Und so wird ein Panorama einer Kleinstadt im Süden der USA entworfen, das vielleicht typisch ist. Einige Bewohner sind liberal und  hoffen auf eine Zukunft ohne Rassenprobleme. Einige hängen noch an den alten Ideen der Südstaaten. Einige verfolgen kommunistische Gesellschaftsvisionen. Einige möchten die Gesellschaft von oben verändern. Und alle stehen einigermaßen fassungslos vor der Tatsache, dass quasi "mit den Füßen" abgestimmt wurde - die Afroamerikaner sind einfach gegangen. In den Norden, keiner weiß genau wohin.
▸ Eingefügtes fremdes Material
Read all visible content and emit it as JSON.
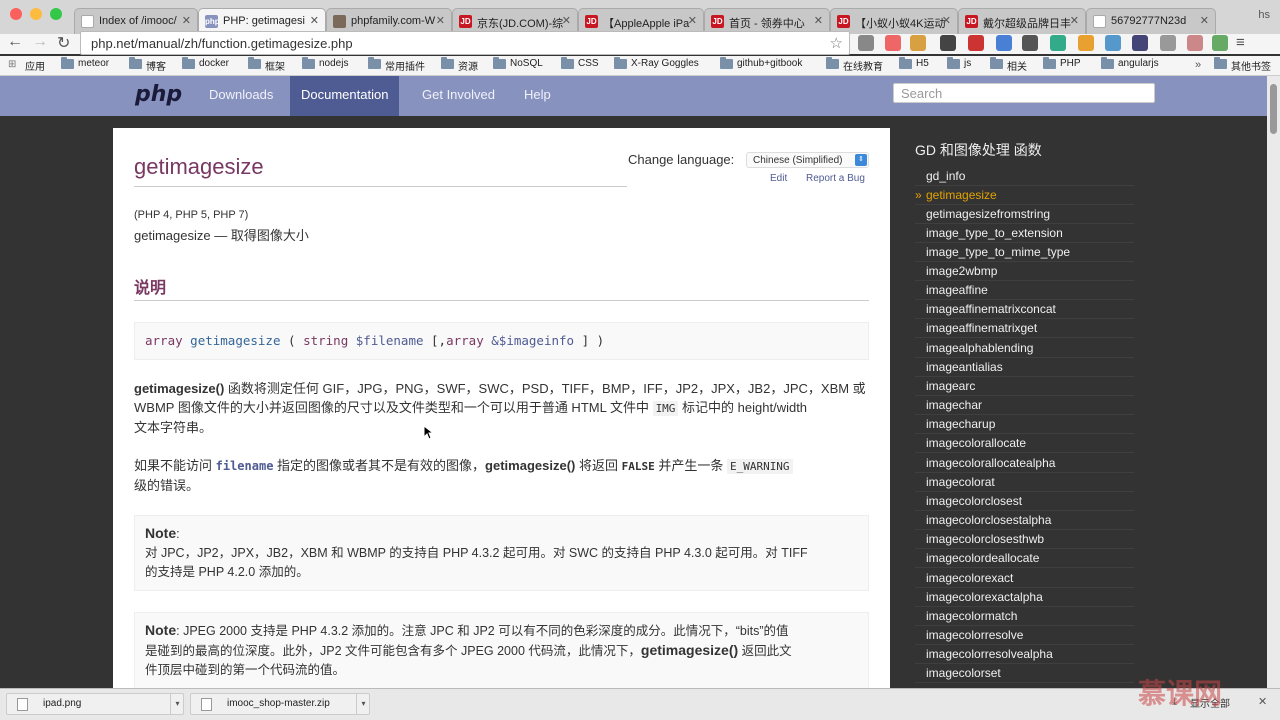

Die möglichen Gründe für den "Auszug" werden eher subtil vermittelt und angedeutet in den Erzählungen der einzeln Personen in den einzelnen Abschnitten. Ebenso subtil wird ein Portrait der gesellschaftlichen Rahmenbedingungen in dieser Zeit dargestellt. Sehr gut hat mir die Stimmung gefallen, die im Roman vermittelt wird. So ein wenig wie bei Carson McCullers, die ich sehr schätze.

Erzählt wird vom Autor konsequent aus Sicht der "weißen" Bevölkerung. Was einerseits verwundert - denn der Autor war Afroamerikaner - andererseits ein interessanter literarischer Schachzug ist. Eine Rolle gespielt haben mag auch, dass der Autor in einem weitgehend "weißen" Umfeld aufgewachsen ist, was Wohnort und Schule betrifft - das steht in der Einführung.

Die ausgiebige Einführung in des Werk des Autors steht am Anfang des Romans. Vielleicht ist diese zu ausgiebig geraten - und vieles wird im Nachwort noch einmal erzählt. Daher diese Einführung besser erst am Ende lesen.
Immerhin weiß ich dadurch jetzt, dass ich die späteren Werke des Autors nicht mehr lesen möchte (sie erscheinen mir zu abgedriftet) aber dieses frühe Werk empfehle ich uneingeschränkt!